Bazen “münferit” denilen olaylar, kurumların bütünüyle eleştirilmesi, yıpranması ya da yıpratılmasında önemli rol oynarlar. Ergenekon soruşturması, “jandarma” açısından böyle bir sonuç doğurdu. Bunda da en büyük etken, iddianamenin “bir numara”lı sanığı emekli Tuğgeneral Veli Küçük’ün Susurluk’ta adının karıştığı olaylar zincirinin Danıştay saldırısından Cumhuriyet gazetesinin bombalanmasına, “301 mağduru” Hrant Dink’in mahkeme önlerinde hedef gösterilerek öldürülmesine dek pek çok “kirli” operasyona uzanmasıdır.
İddianamede nedense yer verilmedi, ama Pelitli’deki “çete”nin AGOS gazetesi Genel Yönetmeni Hrant Dink’i öldüreceğini “sağır sultan” duymuşken, “istihbarat elemanı” Erhan Tuncel’den gelen bilgiyi örtbas ettiği mahkemede astsubaylarca açıklanan Albay Ali Öz’ün jandarma mensubu olması rahatsız edici, “yaralayıcı” değil midir?
Ya JİTEM’in 1990’lı yıllardaki faaliyetleri? İtirafçılar eliyle, PKK’ya yardım ettikleri öne sürülen kişilerin öldürülmesi?
“Derin devlet” rezaletleri Susurluk kazasıyla ortaya döküldüğünde toplum ayağa kalktı.
Işık söndürme eylemleri yapıldı.
TBMM’de soruşturma komisyonları kuruldu.
Ancak, gerçek sorumlulara dokunulamadı. Çatlı’nın arkasındaki güç Veli Küçük, komisyona çağrıldığı halde Meclis’e gitmedi.
Korunup-kollanmakla kalmadı, terfi ettirildi. Paşa oldu!
Dönemin Jandarma Genel Komutanı Teoman Koman da eski MİT müsteşarı olarak Uğur Mumcu suikastı dahil pek çok “derin” olaydan bilgi sahibi olmasına karşın—Gazetelerin Ankara temsilcileri ve yazarlarıyla bir araya geldiği yemekli bir söyleşide “İçinizden biri de öldürülebilir!” demişti—suskunluğunu korudu.

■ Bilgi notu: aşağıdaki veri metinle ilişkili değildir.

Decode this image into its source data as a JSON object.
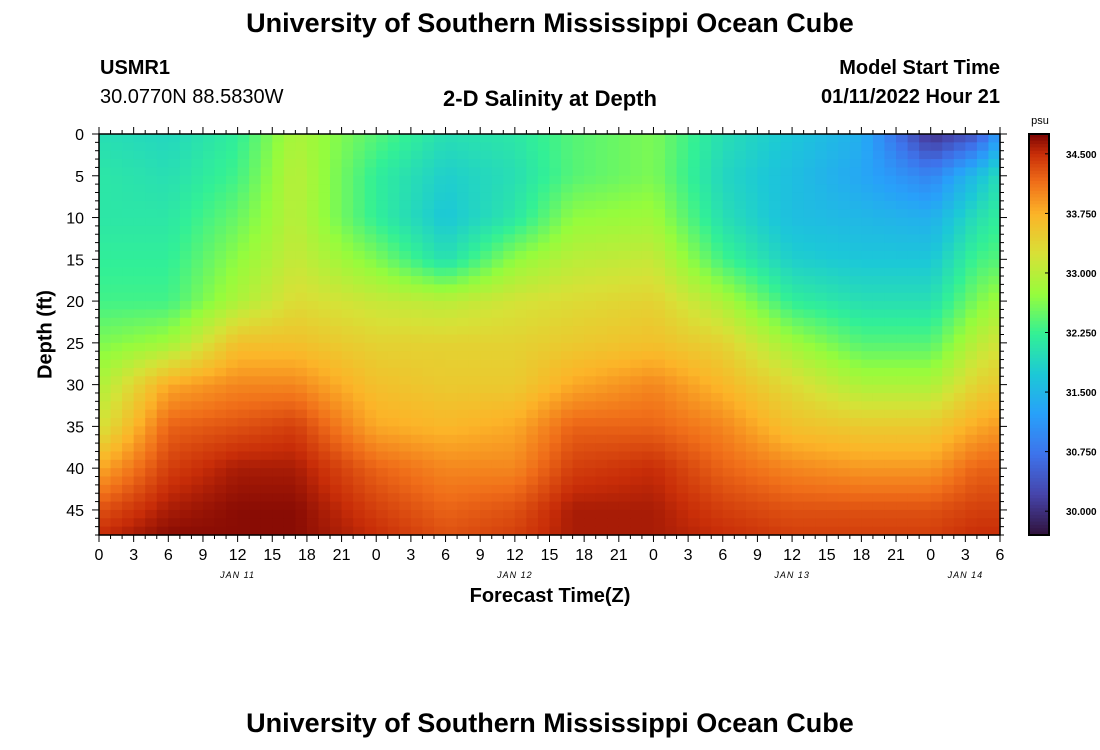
{
  "page": {
    "title": "University of Southern Mississippi Ocean Cube",
    "footer_title": "University of Southern Mississippi Ocean Cube",
    "station_id": "USMR1",
    "coordinates": "30.0770N  88.5830W",
    "plot_title": "2-D Salinity at Depth",
    "model_start_label": "Model Start Time",
    "model_start_value": "01/11/2022 Hour 21"
  },
  "chart_data": {
    "type": "heatmap",
    "title": "2-D Salinity at Depth",
    "xlabel": "Forecast Time(Z)",
    "ylabel": "Depth (ft)",
    "colorbar_label": "psu",
    "x_range_hours": [
      0,
      78
    ],
    "y_range_ft": [
      0,
      48
    ],
    "y_ticks": [
      0,
      5,
      10,
      15,
      20,
      25,
      30,
      35,
      40,
      45
    ],
    "x_ticks": [
      {
        "h": 0,
        "label": "0"
      },
      {
        "h": 3,
        "label": "3"
      },
      {
        "h": 6,
        "label": "6"
      },
      {
        "h": 9,
        "label": "9"
      },
      {
        "h": 12,
        "label": "12"
      },
      {
        "h": 15,
        "label": "15"
      },
      {
        "h": 18,
        "label": "18"
      },
      {
        "h": 21,
        "label": "21"
      },
      {
        "h": 24,
        "label": "0"
      },
      {
        "h": 27,
        "label": "3"
      },
      {
        "h": 30,
        "label": "6"
      },
      {
        "h": 33,
        "label": "9"
      },
      {
        "h": 36,
        "label": "12"
      },
      {
        "h": 39,
        "label": "15"
      },
      {
        "h": 42,
        "label": "18"
      },
      {
        "h": 45,
        "label": "21"
      },
      {
        "h": 48,
        "label": "0"
      },
      {
        "h": 51,
        "label": "3"
      },
      {
        "h": 54,
        "label": "6"
      },
      {
        "h": 57,
        "label": "9"
      },
      {
        "h": 60,
        "label": "12"
      },
      {
        "h": 63,
        "label": "15"
      },
      {
        "h": 66,
        "label": "18"
      },
      {
        "h": 69,
        "label": "21"
      },
      {
        "h": 72,
        "label": "0"
      },
      {
        "h": 75,
        "label": "3"
      },
      {
        "h": 78,
        "label": "6"
      }
    ],
    "day_labels": [
      {
        "h": 12,
        "label": "JAN 11"
      },
      {
        "h": 36,
        "label": "JAN 12"
      },
      {
        "h": 60,
        "label": "JAN 13"
      },
      {
        "h": 75,
        "label": "JAN 14"
      }
    ],
    "colorbar": {
      "min": 29.7,
      "max": 34.75,
      "ticks": [
        "34.500",
        "33.750",
        "33.000",
        "32.250",
        "31.500",
        "30.750",
        "30.000"
      ]
    },
    "grid_hours": [
      0,
      6,
      12,
      17,
      24,
      30,
      36,
      41,
      48,
      54,
      60,
      66,
      72,
      76,
      78
    ],
    "grid_depths": [
      0,
      5,
      10,
      15,
      20,
      25,
      30,
      35,
      40,
      45,
      48
    ],
    "salinity_psu": [
      [
        32.0,
        32.1,
        32.1,
        32.2,
        32.3,
        32.6,
        32.9,
        33.2,
        33.8,
        34.3,
        34.5
      ],
      [
        31.9,
        32.0,
        32.1,
        32.2,
        32.3,
        32.8,
        33.8,
        34.2,
        34.4,
        34.6,
        34.7
      ],
      [
        32.2,
        32.3,
        32.5,
        32.7,
        32.9,
        33.6,
        34.0,
        34.3,
        34.6,
        34.7,
        34.7
      ],
      [
        32.9,
        33.0,
        33.0,
        33.1,
        33.3,
        33.6,
        34.0,
        34.4,
        34.6,
        34.7,
        34.7
      ],
      [
        32.4,
        32.2,
        32.2,
        32.6,
        33.1,
        33.4,
        33.6,
        33.8,
        34.2,
        34.4,
        34.5
      ],
      [
        32.0,
        31.8,
        31.7,
        32.0,
        33.0,
        33.4,
        33.5,
        33.7,
        34.0,
        34.2,
        34.3
      ],
      [
        32.1,
        32.0,
        32.1,
        32.7,
        33.2,
        33.4,
        33.5,
        33.8,
        34.0,
        34.3,
        34.4
      ],
      [
        32.4,
        32.4,
        32.7,
        33.0,
        33.3,
        33.5,
        33.8,
        34.2,
        34.4,
        34.6,
        34.6
      ],
      [
        32.6,
        32.6,
        32.8,
        33.1,
        33.4,
        33.6,
        34.0,
        34.2,
        34.5,
        34.6,
        34.6
      ],
      [
        32.0,
        31.9,
        32.0,
        32.3,
        32.9,
        33.4,
        33.7,
        34.0,
        34.2,
        34.4,
        34.5
      ],
      [
        31.7,
        31.6,
        31.6,
        31.8,
        32.2,
        32.8,
        33.3,
        33.6,
        34.0,
        34.3,
        34.4
      ],
      [
        31.4,
        31.3,
        31.5,
        31.7,
        32.0,
        32.4,
        32.9,
        33.5,
        33.9,
        34.3,
        34.4
      ],
      [
        30.0,
        30.9,
        31.4,
        31.7,
        32.0,
        32.4,
        32.9,
        33.5,
        33.9,
        34.3,
        34.4
      ],
      [
        30.4,
        31.6,
        32.0,
        32.3,
        32.6,
        33.0,
        33.4,
        33.8,
        34.2,
        34.4,
        34.5
      ],
      [
        31.2,
        32.0,
        32.2,
        32.4,
        32.8,
        33.2,
        33.5,
        33.9,
        34.2,
        34.4,
        34.5
      ]
    ]
  }
}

Keşke Işık Koşaner Paşa’nın “münferit” dediği olayların üzerine o zaman gidilebilseydi. JİTEM dağıtılsaydı! Veli Küçük’lerin Ergenekon örgütlenmesine izin verilmeseydi.
“Darbecilik” suçlamaları emekli Jandarma genel komutanlarına uzanmasaydı.
28 Şubat sürecinde, Susurluk’un aydınlanması için “ışık söndürülen” milyonlarca ev arasında “askeri lojmanlar” da vardı.
Koşaner Paşa şimdi “küresel güçler tarafından kurgulanan, medya, akademik ve sermaye çevreleri ile sivil toplumda yuvalanan postmodern bir tabakanın propaganda ve etki ağı”ndan yakınırken, adı “postmodern darbe”ye çıkmış 28 Şubat’tan bu yana “postmodern demokrasi”nin güçlendiğini nedense kabul etmez gözüküyor.
Ergenekon adlı “suç örgütü”nün ortaya çıkarılması, Türkiye’nin artık darbelerle yönetilmeyeceğinin anlaşılması, demokrasinin güçlendirilmesi de “ulus devlet”in çıkarına değil midir?!